A couple weeks ago The New York Times featured an in-depth look at the future of Internet advertising. Once upon a time, the conventional wisdom was that banner ads would take the world by storm. Of course it didn’t quite happen that way.
Even high quality content providers have found it very difficult to remain profitable relying solely on banner ads, with only ubiquitous sites such as Yahoo! finding banner ads to be the path to profits. So what’s a struggling .Com in search of profits supposed to do?
Interrupt the browsing experience with annoying ads, that’s what. The theory here seems to be that since people tolerate such ads in radio or television that they’ll tolerate them on the Web. Michael Tchong, editor of ad newsletter Iconclast, told The New York Times,
Rudely interrupted? Hey, we do that with radio, we do that with any serially served medium. It’s accepted in other media because they grew up with it.
From personal experience I think Tchong is dead wrong. I grew up watching commercials on television and listening to them on the radio, but that hardly means I tolerate them. In fact, when an ad comes on the radio or television, my first reaction is to change the channel immediately unless there is some compelling reason not to do so (for example, during the Super Bowl).
In fact, when given the choice, people will go out of their way to avoid watching commercials. It might surprise Tchong to learn that people often bring along CDs or cassettes on long drives specifically to avoid ad-infested (and content-limited) commercial radio, and that devices which allow people to zap past commercials during television shows seem to be very popular (such a feature is one of the selling points of Tivo, for example).
On the Web, the person doing the browsing has even more control. If MSNBC.Com throws up an interstitial ad or message, as it frequently does, so what? I’ll just visit a news site that does not waste my time. Especially if the site begins serving up so-called “superstitial” ads — ads that contain animation and audio akin to a television commercial.

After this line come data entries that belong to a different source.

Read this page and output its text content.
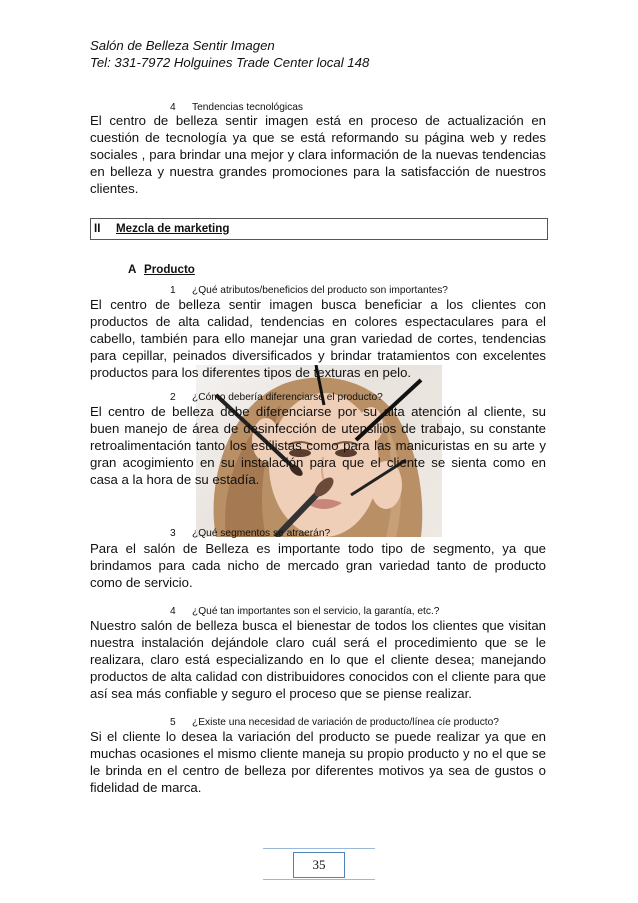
Salón de Belleza Sentir Imagen
Tel: 331-7972 Holguines Trade Center local 148
4 Tendencias tecnológicas

El centro de belleza sentir imagen está en proceso de actualización en cuestión de tecnología ya que se está reformando su página web y redes sociales , para brindar una mejor y clara información de la nuevas tendencias en belleza y nuestra grandes promociones para la satisfacción de nuestros clientes.

II Mezcla de marketing
A Producto
1 ¿Qué atributos/beneficios del producto son importantes?

El centro de belleza sentir imagen busca beneficiar a los clientes con productos de alta calidad, tendencias en colores espectaculares para el cabello, también para ello manejar una gran variedad de cortes, tendencias para cepillar, peinados diversificados y brindar tratamientos con excelentes productos para los diferentes tipos de texturas en pelo.

2 ¿Cómo debería diferenciarse el producto?

El centro de belleza debe diferenciarse por su alta atención al cliente, su buen manejo de área de desinfección de utensilios de trabajo, su constante retroalimentación tanto los estilistas como para las manicuristas en su arte y gran acogimiento en su instalación para que el cliente se sienta como en casa a la hora de su estadía.

3 ¿Qué segmentos se atraerán?

Para el salón de Belleza es importante todo tipo de segmento, ya que brindamos para cada nicho de mercado gran variedad tanto de producto como de servicio.

4 ¿Qué tan importantes son el servicio, la garantía, etc.?

Nuestro salón de belleza busca el bienestar de todos los clientes que visitan nuestra instalación dejándole claro cuál será el procedimiento que se le realizara, claro está especializando en lo que el cliente desea; manejando productos de alta calidad con distribuidores conocidos con el cliente para que así sea más confiable y seguro el proceso que se piense realizar.

5 ¿Existe una necesidad de variación de producto/línea cíe producto?

Si el cliente lo desea la variación del producto se puede realizar ya que en muchas ocasiones el mismo cliente maneja su propio producto y no el que se le brinda en el centro de belleza por diferentes motivos ya sea de gustos o fidelidad de marca.

35
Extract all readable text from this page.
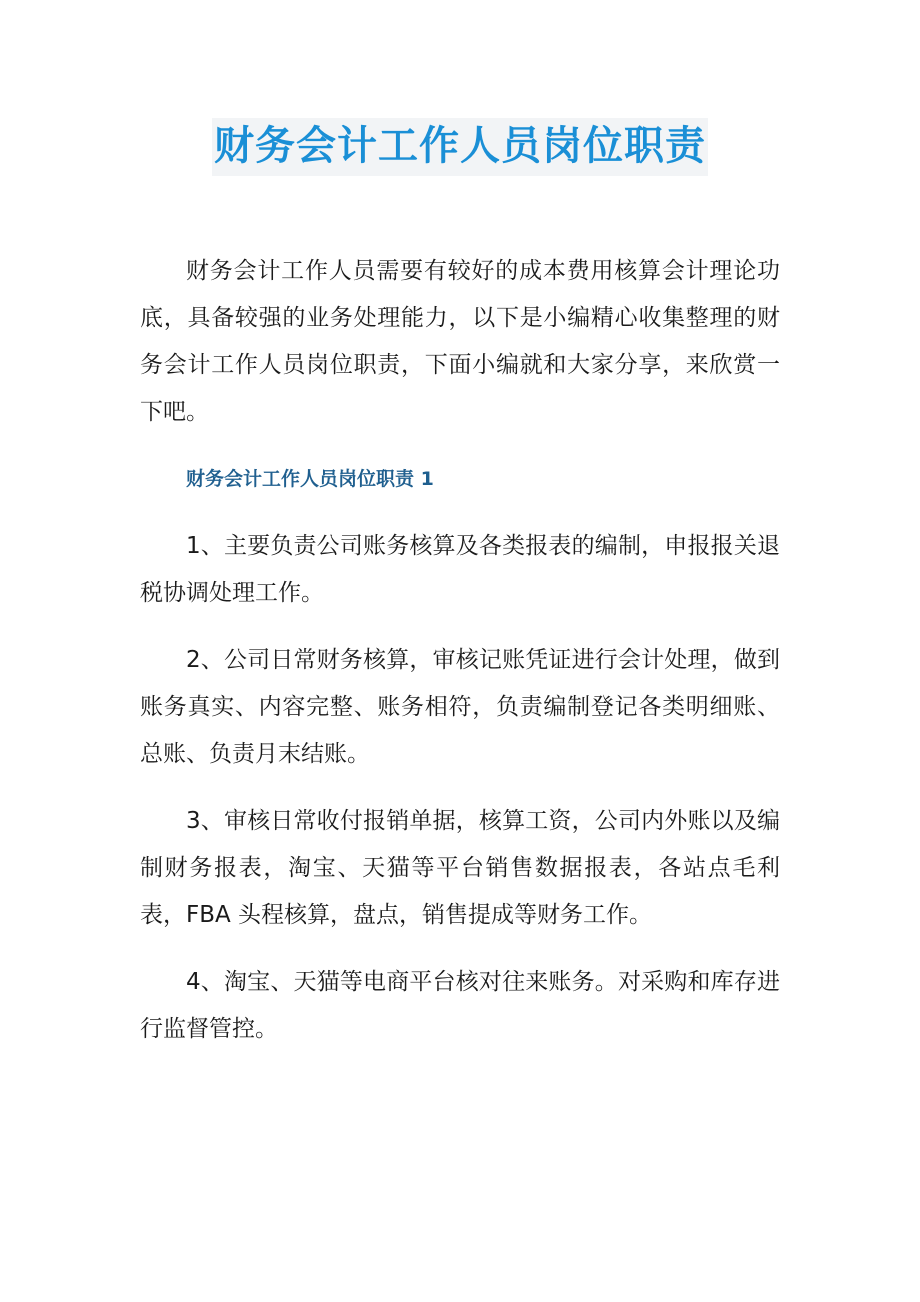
财务会计工作人员岗位职责

财务会计工作人员需要有较好的成本费用核算会计理论功底，具备较强的业务处理能力，以下是小编精心收集整理的财务会计工作人员岗位职责，下面小编就和大家分享，来欣赏一下吧。

财务会计工作人员岗位职责 1

1、主要负责公司账务核算及各类报表的编制，申报报关退税协调处理工作。

2、公司日常财务核算，审核记账凭证进行会计处理，做到账务真实、内容完整、账务相符，负责编制登记各类明细账、总账、负责月末结账。

3、审核日常收付报销单据，核算工资，公司内外账以及编制财务报表，淘宝、天猫等平台销售数据报表，各站点毛利表，FBA 头程核算，盘点，销售提成等财务工作。

4、淘宝、天猫等电商平台核对往来账务。对采购和库存进行监督管控。
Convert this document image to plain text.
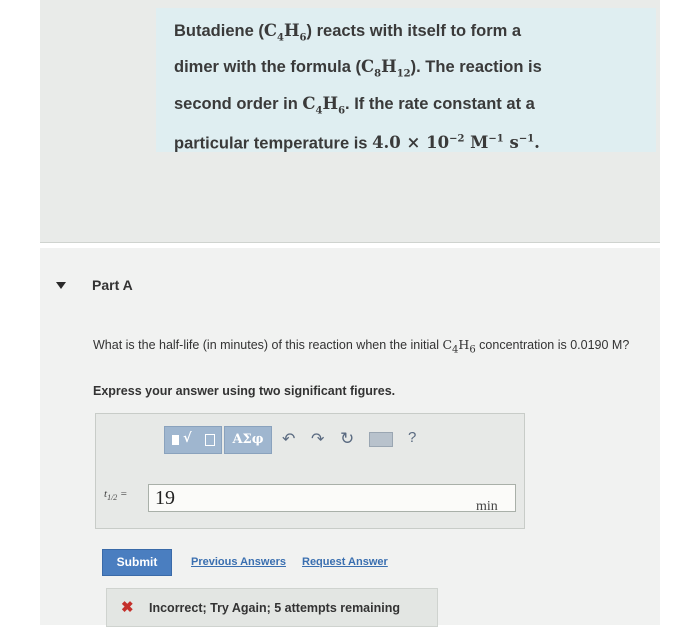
Butadiene $(C_4H_6)$ reacts with itself to form a
dimer with the formula $(C_8H_{12})$. The reaction is
second order in $C_4H_6$. If the rate constant at a
particular temperature is $4.0 \times 10^{-2}$ $M^{-1}$ $s^{-1}$.
Part A
What is the half-life (in minutes) of this reaction when the initial $C_4H_6$ concentration is 0.0190 M?
Express your answer using two significant figures.
√	ΑΣφ	↶ ↷ ↻	?
$t_{1/2}$ =	19	min
Submit	Previous Answers Request Answer
✖ Incorrect; Try Again; 5 attempts remaining
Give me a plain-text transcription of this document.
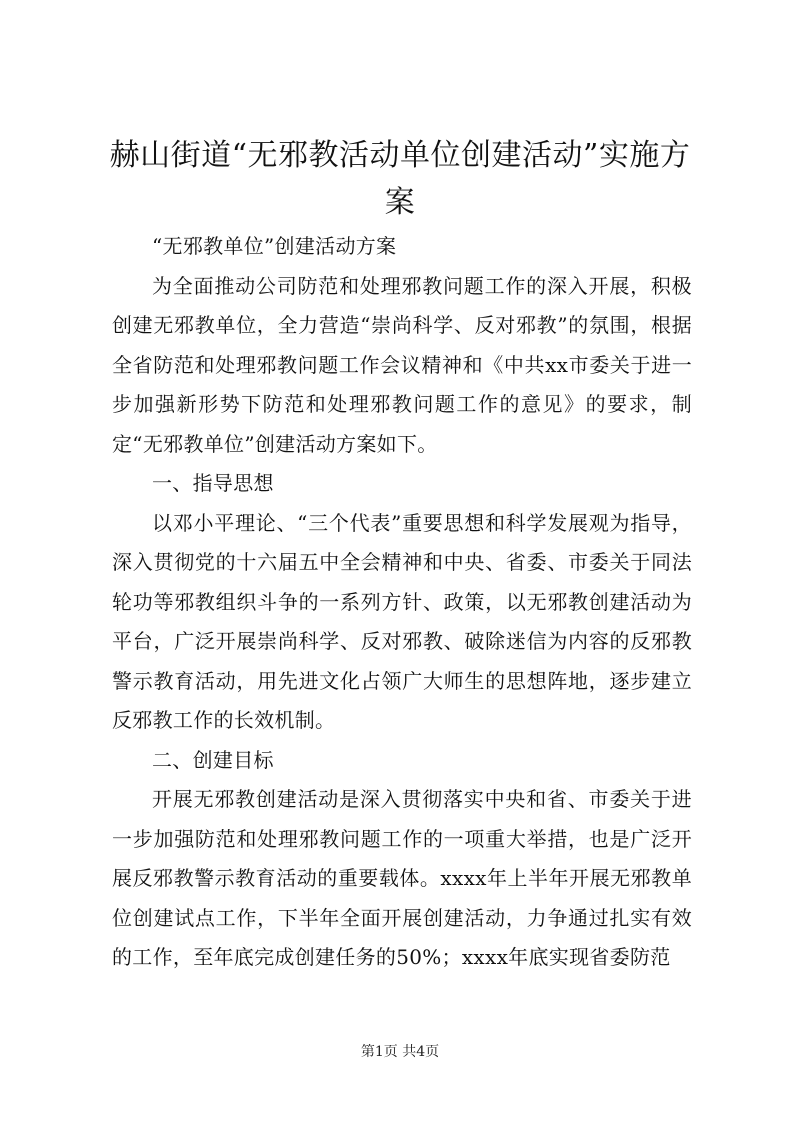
赫山街道“无邪教活动单位创建活动”实施方案

“无邪教单位”创建活动方案

为全面推动公司防范和处理邪教问题工作的深入开展，积极创建无邪教单位，全力营造“崇尚科学、反对邪教”的氛围，根据全省防范和处理邪教问题工作会议精神和《中共xx市委关于进一步加强新形势下防范和处理邪教问题工作的意见》的要求，制定“无邪教单位”创建活动方案如下。

一、指导思想

以邓小平理论、“三个代表”重要思想和科学发展观为指导，深入贯彻党的十六届五中全会精神和中央、省委、市委关于同法轮功等邪教组织斗争的一系列方针、政策，以无邪教创建活动为平台，广泛开展崇尚科学、反对邪教、破除迷信为内容的反邪教警示教育活动，用先进文化占领广大师生的思想阵地，逐步建立反邪教工作的长效机制。

二、创建目标

开展无邪教创建活动是深入贯彻落实中央和省、市委关于进一步加强防范和处理邪教问题工作的一项重大举措，也是广泛开展反邪教警示教育活动的重要载体。xxxx年上半年开展无邪教单位创建试点工作，下半年全面开展创建活动，力争通过扎实有效的工作，至年底完成创建任务的50%；xxxx年底实现省委防范

第1页 共4页
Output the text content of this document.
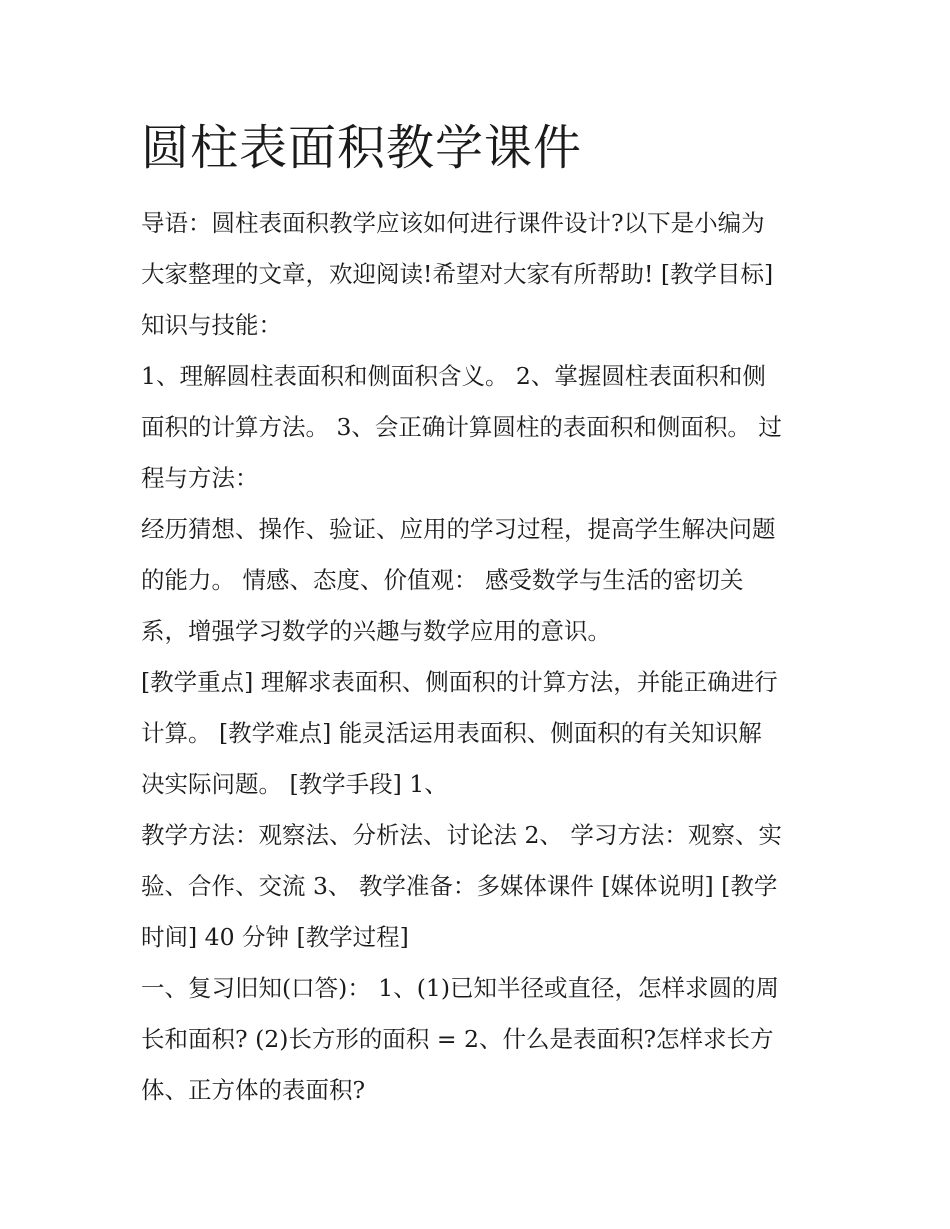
圆柱表面积教学课件
导语：圆柱表面积教学应该如何进行课件设计?以下是小编为
大家整理的文章，欢迎阅读!希望对大家有所帮助! [教学目标]
知识与技能：
1、理解圆柱表面积和侧面积含义。 2、掌握圆柱表面积和侧
面积的计算方法。 3、会正确计算圆柱的表面积和侧面积。 过
程与方法：
经历猜想、操作、验证、应用的学习过程，提高学生解决问题
的能力。 情感、态度、价值观： 感受数学与生活的密切关
系，增强学习数学的兴趣与数学应用的意识。
[教学重点] 理解求表面积、侧面积的计算方法，并能正确进行
计算。 [教学难点] 能灵活运用表面积、侧面积的有关知识解
决实际问题。 [教学手段] 1、
教学方法：观察法、分析法、讨论法 2、 学习方法：观察、实
验、合作、交流 3、 教学准备：多媒体课件 [媒体说明] [教学
时间] 40 分钟 [教学过程]
一、复习旧知(口答)： 1、(1)已知半径或直径，怎样求圆的周
长和面积? (2)长方形的面积 = 2、什么是表面积?怎样求长方
体、正方体的表面积?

The one thing I absolutely detest are web sites that insist on playing some sort of audio message or god-awful MIDI file when I visit them. Superstitials definitely fall into the “it’s a bug not a feature” category.
The major long-term effect of more interstitial and superstitial ads would probably be to give more impetus to software which blocks all advertisements. Software to block banner ads already exists today, but few people go to the bother of downloading and installing such software. Why? Largely because banner ads are not terribly intrusive.
Start throwing up 30-second ads complete with animation and sound, however, and suddenly it might be worth my time to start using such a program. Get enough people using such programs, and today’s much bemoaned low click-through rate for Web advertisements might turn out to be a high water mark for Internet advertising.